También se identificó “evidencia moderada” entre el consumo excesivo de cannabis y una mayor incidencia de ideación, intentos y consumación suicida.
El riesgo para la salud mental aumenta cuando el consumo de cannabis se inicia en la adolescencia y la adultez temprana, y entre personas biológica y socialmente predispuestas a desarrollar un trastorno de salud mental.
Relación compleja
La relación causal entre el consumo de cannabis y la salud mental es compleja e incluye factores de riesgo genéticos y ambientales compartidos. La asociación entre el cannabis y la salud mental también es de naturaleza “bidireccional”: el cannabis puede aumentar o exacerbar el riesgo para la salud mental, mientras que las personas que experimentan afecciones de salud mental probablemente consuman cannabis con mayor frecuencia en un esfuerzo por controlar los síntomas de salud mental.
De hecho, aproximadamente la mitad de las personas que indican consumir cannabis con fines médicos en Canadá y Estados Unidos informan que lo hacen para controlar la ansiedad y la depresión. Estos patrones de consumo de cannabis son consistentes con la hipótesis de la automedicación, en la que las personas usan cannabis para el alivio temporal de sus síntomas, a pesar de los peores resultados de salud mental a largo plazo.
Por ejemplo, el consumo de cannabis entre personas que experimentan trastorno bipolar se asocia con una disminución de los síntomas agudos de depresión y manía, mientras que las personas con trastorno bipolar y trastorno por consumo de cannabis (CUD) coexistentes exhiben un curso de enfermedad más grave y complejo que las personas con trastorno bipolar solo.
Estudios escasos
Pocos estudios examinaron directamente el impacto de la legalización del cannabis en personas con problemas de salud mental. Una revisión exploratoria reciente arrojó resultados mixtos sobre los efectos de la legalización del cannabis “recreativo” en muchos trastornos de salud mental, como la esquizofrenia, la depresión y la ansiedad.
En esta revisión, varios estudios observaron aumentos en la psicosis inducida por el cannabis y aumentos en la depresión entre mujeres y consumidores adultos de cannabis.
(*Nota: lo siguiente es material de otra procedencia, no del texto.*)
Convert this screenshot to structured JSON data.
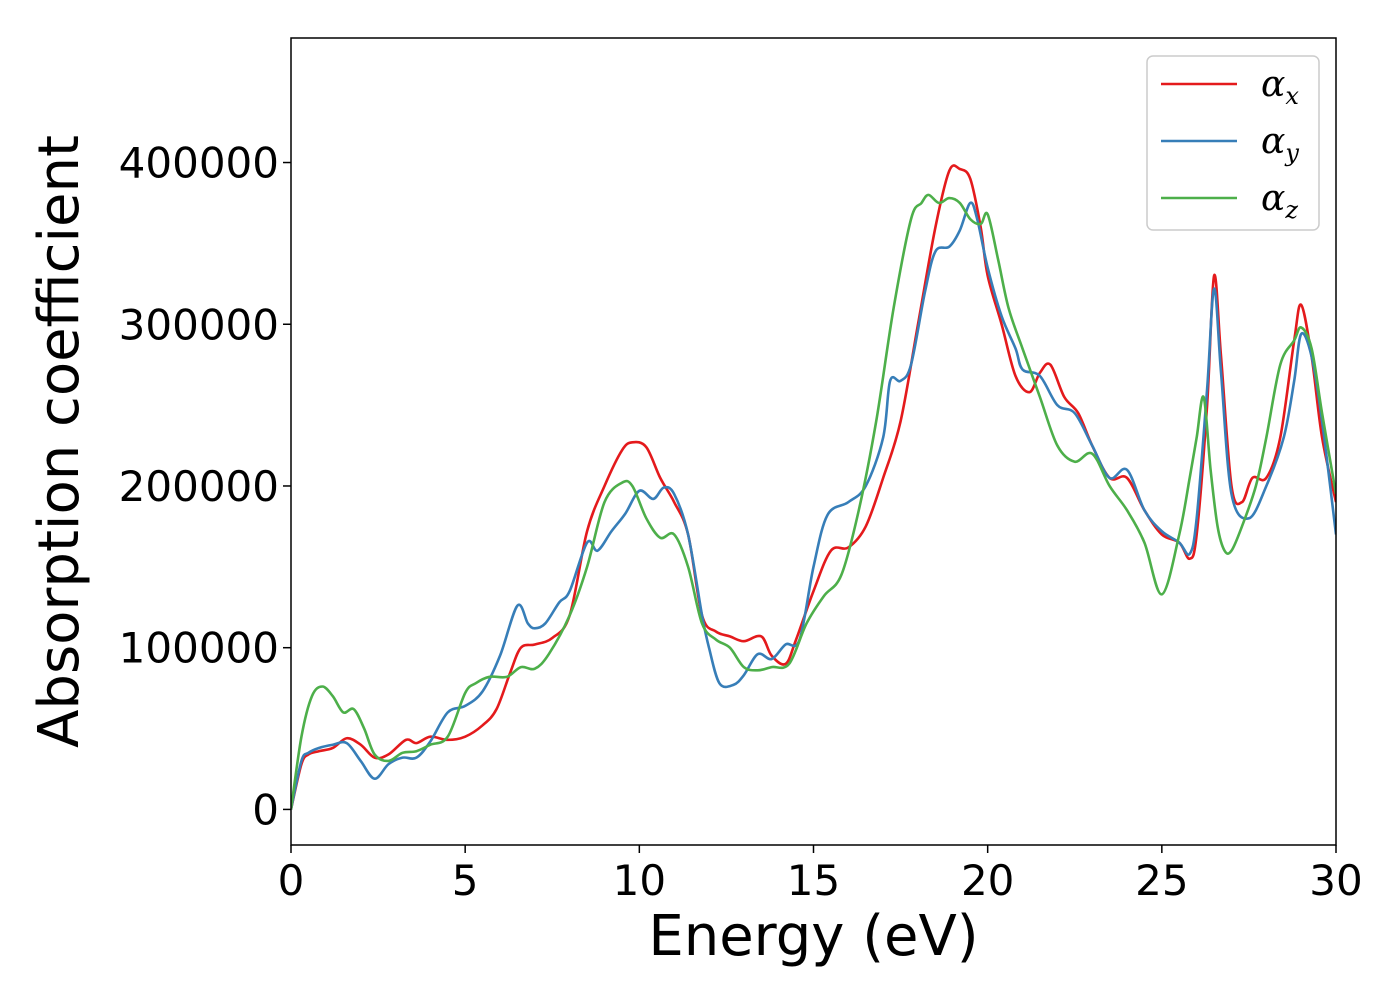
{
  "chart_data": {
    "type": "line",
    "title": "",
    "xlabel": "Energy (eV)",
    "ylabel": "Absorption coefficient",
    "xlim": [
      0,
      30
    ],
    "ylim": [
      -22000,
      477000
    ],
    "xticks": [
      0,
      5,
      10,
      15,
      20,
      25,
      30
    ],
    "yticks": [
      0,
      100000,
      200000,
      300000,
      400000
    ],
    "xtick_labels": [
      "0",
      "5",
      "10",
      "15",
      "20",
      "25",
      "30"
    ],
    "ytick_labels": [
      "0",
      "100000",
      "200000",
      "300000",
      "400000"
    ],
    "grid": false,
    "legend_position": "top-right",
    "series": [
      {
        "name": "αx",
        "legend_base": "α",
        "legend_sub": "x",
        "color": "#e41a1c",
        "x": [
          0,
          0.3,
          0.5,
          0.8,
          1.2,
          1.6,
          2.0,
          2.4,
          2.8,
          3.3,
          3.6,
          4.0,
          4.5,
          5.0,
          5.5,
          5.9,
          6.3,
          6.6,
          7.0,
          7.5,
          8.0,
          8.5,
          9.0,
          9.5,
          9.8,
          10.2,
          10.6,
          11.0,
          11.4,
          11.8,
          12.2,
          12.6,
          13.0,
          13.5,
          13.8,
          14.2,
          14.5,
          15.0,
          15.5,
          16.0,
          16.5,
          17.0,
          17.5,
          18.0,
          18.5,
          18.9,
          19.2,
          19.5,
          19.8,
          20.0,
          20.4,
          20.8,
          21.2,
          21.5,
          21.8,
          22.2,
          22.6,
          23.0,
          23.5,
          24.0,
          24.5,
          25.0,
          25.5,
          25.8,
          26.0,
          26.3,
          26.5,
          26.7,
          27.0,
          27.3,
          27.6,
          28.0,
          28.4,
          28.8,
          29.0,
          29.3,
          29.6,
          30.0
        ],
        "y": [
          0,
          28000,
          34000,
          36000,
          38000,
          44000,
          40000,
          32000,
          34000,
          43000,
          41000,
          45000,
          43000,
          45000,
          52000,
          62000,
          85000,
          100000,
          102000,
          106000,
          120000,
          172000,
          200000,
          222000,
          227000,
          224000,
          205000,
          190000,
          170000,
          120000,
          110000,
          107000,
          104000,
          107000,
          95000,
          90000,
          105000,
          135000,
          160000,
          162000,
          175000,
          205000,
          240000,
          300000,
          360000,
          395000,
          396000,
          390000,
          360000,
          330000,
          300000,
          268000,
          258000,
          270000,
          275000,
          255000,
          245000,
          225000,
          205000,
          205000,
          185000,
          170000,
          165000,
          155000,
          170000,
          250000,
          330000,
          280000,
          200000,
          190000,
          205000,
          205000,
          230000,
          290000,
          312000,
          280000,
          230000,
          190000
        ]
      },
      {
        "name": "αy",
        "legend_base": "α",
        "legend_sub": "y",
        "color": "#377eb8",
        "x": [
          0,
          0.3,
          0.5,
          0.8,
          1.2,
          1.6,
          2.0,
          2.4,
          2.8,
          3.2,
          3.6,
          4.0,
          4.5,
          5.0,
          5.5,
          6.0,
          6.5,
          6.8,
          7.0,
          7.3,
          7.7,
          8.0,
          8.5,
          8.8,
          9.2,
          9.6,
          10.0,
          10.4,
          10.7,
          11.0,
          11.4,
          11.8,
          12.0,
          12.3,
          12.7,
          13.0,
          13.4,
          13.8,
          14.2,
          14.6,
          15.0,
          15.4,
          16.0,
          16.5,
          17.0,
          17.2,
          17.5,
          17.8,
          18.2,
          18.5,
          18.9,
          19.2,
          19.5,
          19.7,
          20.0,
          20.4,
          20.8,
          21.0,
          21.5,
          22.0,
          22.5,
          23.0,
          23.5,
          24.0,
          24.5,
          25.0,
          25.5,
          25.8,
          26.0,
          26.3,
          26.5,
          26.7,
          27.0,
          27.5,
          28.0,
          28.5,
          28.8,
          29.0,
          29.3,
          29.6,
          30.0
        ],
        "y": [
          0,
          30000,
          35000,
          38000,
          40000,
          41000,
          30000,
          19000,
          28000,
          32000,
          32000,
          42000,
          60000,
          64000,
          73000,
          95000,
          126000,
          115000,
          112000,
          115000,
          128000,
          135000,
          165000,
          160000,
          172000,
          183000,
          197000,
          192000,
          199000,
          195000,
          170000,
          120000,
          100000,
          78000,
          77000,
          83000,
          96000,
          93000,
          102000,
          105000,
          150000,
          182000,
          190000,
          200000,
          230000,
          265000,
          265000,
          275000,
          320000,
          345000,
          348000,
          358000,
          375000,
          365000,
          335000,
          305000,
          285000,
          272000,
          268000,
          250000,
          245000,
          225000,
          205000,
          210000,
          185000,
          172000,
          165000,
          158000,
          180000,
          260000,
          322000,
          270000,
          195000,
          180000,
          200000,
          230000,
          265000,
          294000,
          280000,
          240000,
          170000
        ]
      },
      {
        "name": "αz",
        "legend_base": "α",
        "legend_sub": "z",
        "color": "#4daf4a",
        "x": [
          0,
          0.3,
          0.6,
          0.9,
          1.2,
          1.5,
          1.8,
          2.1,
          2.4,
          2.8,
          3.2,
          3.6,
          4.0,
          4.5,
          5.0,
          5.3,
          5.7,
          6.2,
          6.6,
          7.0,
          7.4,
          8.0,
          8.5,
          9.0,
          9.5,
          9.8,
          10.2,
          10.6,
          11.0,
          11.4,
          11.8,
          12.2,
          12.6,
          13.0,
          13.4,
          13.8,
          14.3,
          14.8,
          15.3,
          15.8,
          16.3,
          16.8,
          17.3,
          17.8,
          18.1,
          18.3,
          18.6,
          18.9,
          19.2,
          19.5,
          19.8,
          20.0,
          20.3,
          20.6,
          21.0,
          21.5,
          22.0,
          22.5,
          23.0,
          23.5,
          24.0,
          24.5,
          25.0,
          25.5,
          25.8,
          26.0,
          26.2,
          26.4,
          26.6,
          26.8,
          27.0,
          27.3,
          27.7,
          28.0,
          28.4,
          28.8,
          29.0,
          29.3,
          29.6,
          30.0
        ],
        "y": [
          0,
          45000,
          70000,
          76000,
          70000,
          60000,
          62000,
          50000,
          34000,
          30000,
          35000,
          36000,
          40000,
          45000,
          72000,
          78000,
          82000,
          82000,
          88000,
          87000,
          96000,
          120000,
          150000,
          190000,
          202000,
          200000,
          180000,
          168000,
          170000,
          150000,
          115000,
          105000,
          100000,
          88000,
          86000,
          88000,
          90000,
          115000,
          132000,
          145000,
          185000,
          240000,
          310000,
          365000,
          375000,
          380000,
          375000,
          378000,
          375000,
          365000,
          362000,
          368000,
          340000,
          310000,
          285000,
          255000,
          225000,
          215000,
          220000,
          200000,
          185000,
          165000,
          133000,
          170000,
          205000,
          230000,
          255000,
          210000,
          175000,
          160000,
          160000,
          175000,
          200000,
          230000,
          275000,
          290000,
          298000,
          285000,
          245000,
          195000
        ]
      }
    ]
  }
}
Sin embargo, otros estudios no encontraron diferencias significativas en la psicosis o la esquizofrenia inducidas por el cannabis antes y después de la legalización, en los diagnósticos de depresión o trastorno bipolar, ni en los diagnósticos de ansiedad.
Las comparaciones entre estudios son difíciles debido a las diferencias en la forma en que se evalúan los problemas de salud mental en estudios poblacionales a gran escala: es probable que los estudios que utilizan diagnósticos clínicos tengan mayor validez; sin embargo, muchas personas con problemas de salud mental no reciben un diagnóstico, por lo que es probable que los estudios basados en diagnósticos clínicos subrepresenten la proporción de personas que consumen cannabis y experimentan problemas graves de salud mental.